Shortly after Jordyn Peters, Auburn’s new defensive back, proved he could nail a 54-inch box jump (that’s 4.5 feet, or the height of the average 10-year-old), he said, “I probably could have gone higher, but my legs were dead from my workout.” Since most people can't jump over a box of raisins after a hard workout, we'll give him a pass.
Impressive feats of athleticism like Peters’ aren’t attributed to a single factor, which is why you don't see professional athletes who can only do one exercise well. “I have a 40-inch vertical, but it takes a combination of athleticism,” he says. “You have to be able to jump high, but also pull your hips up to get your feet on top of the box. My workouts are designed for explosion. I do a lot of power cleans for hip mobility, a lot of squats, and a lot of calf raises.” So if you want to develop massive hops, you might want to start with a well-rounded routine, similar to Peters’ powerful program.
Low Box Jumps
Peters typically starts with low box jumps, performing a few sets of seven to 10 reps, focusing on exploding off the ground as quickly as possible with each jump.

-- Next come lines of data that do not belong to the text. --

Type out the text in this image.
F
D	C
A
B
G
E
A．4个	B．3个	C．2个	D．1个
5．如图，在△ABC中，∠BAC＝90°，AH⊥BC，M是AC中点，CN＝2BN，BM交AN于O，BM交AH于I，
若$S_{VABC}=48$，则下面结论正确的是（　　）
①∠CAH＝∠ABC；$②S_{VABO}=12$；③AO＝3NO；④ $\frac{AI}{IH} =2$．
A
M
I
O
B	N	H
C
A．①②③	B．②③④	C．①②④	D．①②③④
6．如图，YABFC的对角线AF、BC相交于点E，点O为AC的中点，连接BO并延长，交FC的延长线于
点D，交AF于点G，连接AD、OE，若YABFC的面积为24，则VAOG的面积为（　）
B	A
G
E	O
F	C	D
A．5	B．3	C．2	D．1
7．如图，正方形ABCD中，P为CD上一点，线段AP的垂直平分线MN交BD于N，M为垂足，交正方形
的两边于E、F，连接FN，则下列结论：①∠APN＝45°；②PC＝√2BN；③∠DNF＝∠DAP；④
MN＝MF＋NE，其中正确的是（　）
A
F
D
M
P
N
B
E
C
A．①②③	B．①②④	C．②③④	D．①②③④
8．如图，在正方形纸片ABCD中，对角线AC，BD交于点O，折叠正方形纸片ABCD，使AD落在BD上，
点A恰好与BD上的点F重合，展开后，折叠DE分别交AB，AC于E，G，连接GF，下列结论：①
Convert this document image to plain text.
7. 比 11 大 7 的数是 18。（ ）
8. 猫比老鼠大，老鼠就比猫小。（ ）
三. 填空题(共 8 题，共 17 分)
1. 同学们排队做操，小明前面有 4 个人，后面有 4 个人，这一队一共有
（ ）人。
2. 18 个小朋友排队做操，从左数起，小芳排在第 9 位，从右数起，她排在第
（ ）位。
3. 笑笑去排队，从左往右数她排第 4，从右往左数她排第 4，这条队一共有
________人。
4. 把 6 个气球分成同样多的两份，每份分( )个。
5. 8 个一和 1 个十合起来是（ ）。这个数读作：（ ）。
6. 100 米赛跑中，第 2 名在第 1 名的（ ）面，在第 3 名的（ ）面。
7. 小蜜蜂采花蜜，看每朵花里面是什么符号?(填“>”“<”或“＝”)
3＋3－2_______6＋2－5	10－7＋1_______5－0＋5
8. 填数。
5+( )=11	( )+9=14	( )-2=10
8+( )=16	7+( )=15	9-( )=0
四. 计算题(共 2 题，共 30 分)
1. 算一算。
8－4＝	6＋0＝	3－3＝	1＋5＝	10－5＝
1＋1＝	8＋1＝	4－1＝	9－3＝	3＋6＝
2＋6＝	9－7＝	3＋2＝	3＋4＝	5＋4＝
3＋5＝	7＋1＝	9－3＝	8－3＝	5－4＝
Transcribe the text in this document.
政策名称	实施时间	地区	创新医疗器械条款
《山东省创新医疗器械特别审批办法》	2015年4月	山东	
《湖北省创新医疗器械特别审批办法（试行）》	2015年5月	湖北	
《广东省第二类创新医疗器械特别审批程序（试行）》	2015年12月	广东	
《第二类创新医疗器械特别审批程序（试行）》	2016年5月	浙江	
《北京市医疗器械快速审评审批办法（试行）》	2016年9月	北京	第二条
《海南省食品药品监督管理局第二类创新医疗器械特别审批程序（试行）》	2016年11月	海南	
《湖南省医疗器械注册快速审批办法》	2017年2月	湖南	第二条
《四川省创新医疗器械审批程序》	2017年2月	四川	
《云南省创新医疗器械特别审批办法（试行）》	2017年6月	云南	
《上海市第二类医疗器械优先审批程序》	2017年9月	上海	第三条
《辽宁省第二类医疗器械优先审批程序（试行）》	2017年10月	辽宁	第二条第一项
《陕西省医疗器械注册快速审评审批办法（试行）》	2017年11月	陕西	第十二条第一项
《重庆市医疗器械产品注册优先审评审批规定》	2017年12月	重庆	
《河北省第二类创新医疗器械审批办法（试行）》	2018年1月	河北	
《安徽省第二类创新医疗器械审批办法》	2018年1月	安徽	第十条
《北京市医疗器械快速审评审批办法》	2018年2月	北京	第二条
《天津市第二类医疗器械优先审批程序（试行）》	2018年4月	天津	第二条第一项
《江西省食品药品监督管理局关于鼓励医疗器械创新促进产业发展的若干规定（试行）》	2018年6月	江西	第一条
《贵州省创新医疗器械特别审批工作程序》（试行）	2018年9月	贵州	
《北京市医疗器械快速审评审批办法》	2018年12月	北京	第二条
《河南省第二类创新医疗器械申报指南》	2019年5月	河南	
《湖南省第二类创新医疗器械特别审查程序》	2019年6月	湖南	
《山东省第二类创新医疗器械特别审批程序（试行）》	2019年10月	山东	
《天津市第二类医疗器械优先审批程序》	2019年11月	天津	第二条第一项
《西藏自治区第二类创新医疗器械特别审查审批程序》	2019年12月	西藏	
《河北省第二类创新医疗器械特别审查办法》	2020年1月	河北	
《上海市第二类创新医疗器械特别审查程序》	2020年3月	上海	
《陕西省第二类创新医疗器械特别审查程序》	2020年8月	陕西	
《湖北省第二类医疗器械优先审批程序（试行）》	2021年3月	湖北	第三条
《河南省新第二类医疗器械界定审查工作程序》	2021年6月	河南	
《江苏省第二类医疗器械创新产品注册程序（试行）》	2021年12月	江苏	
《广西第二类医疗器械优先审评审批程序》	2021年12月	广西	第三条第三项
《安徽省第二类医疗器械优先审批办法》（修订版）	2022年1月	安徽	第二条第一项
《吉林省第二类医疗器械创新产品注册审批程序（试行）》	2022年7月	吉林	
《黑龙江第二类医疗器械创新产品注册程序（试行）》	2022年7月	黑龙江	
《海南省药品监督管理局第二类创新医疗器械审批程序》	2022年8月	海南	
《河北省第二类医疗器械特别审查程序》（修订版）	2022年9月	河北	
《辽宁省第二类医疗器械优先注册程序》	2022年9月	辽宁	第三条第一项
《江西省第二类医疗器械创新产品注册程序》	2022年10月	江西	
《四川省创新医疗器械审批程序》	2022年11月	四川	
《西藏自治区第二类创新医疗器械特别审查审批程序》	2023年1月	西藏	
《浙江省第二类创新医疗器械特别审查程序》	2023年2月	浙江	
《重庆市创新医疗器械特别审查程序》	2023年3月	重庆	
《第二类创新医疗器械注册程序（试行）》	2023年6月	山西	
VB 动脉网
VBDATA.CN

Power cleans effectively develop total-body strength, explosive power, and mobility through the calves, hamstrings, and hips. Try three to five sets of just three to four repetitions per set, using as much weight as you can handle with good form.
Peters currently squats twice a week — one day doing three to five sets of eight to 10 reps, and the other day loading on the weight to perform the same number of sets, but with four or five reps, to maximize strength gains.
Regular ol’ calf raises are perfect for getting warmed up before working on jump height. Peters typically does about five sets of 20 reps.
At the end of the day, it’s about practice and genetics. “As my granddad says, you can only do as much as you can do, and everybody has a limit,” Peters says. “I might be at my limit, I don’t know, but most of it is God-given.”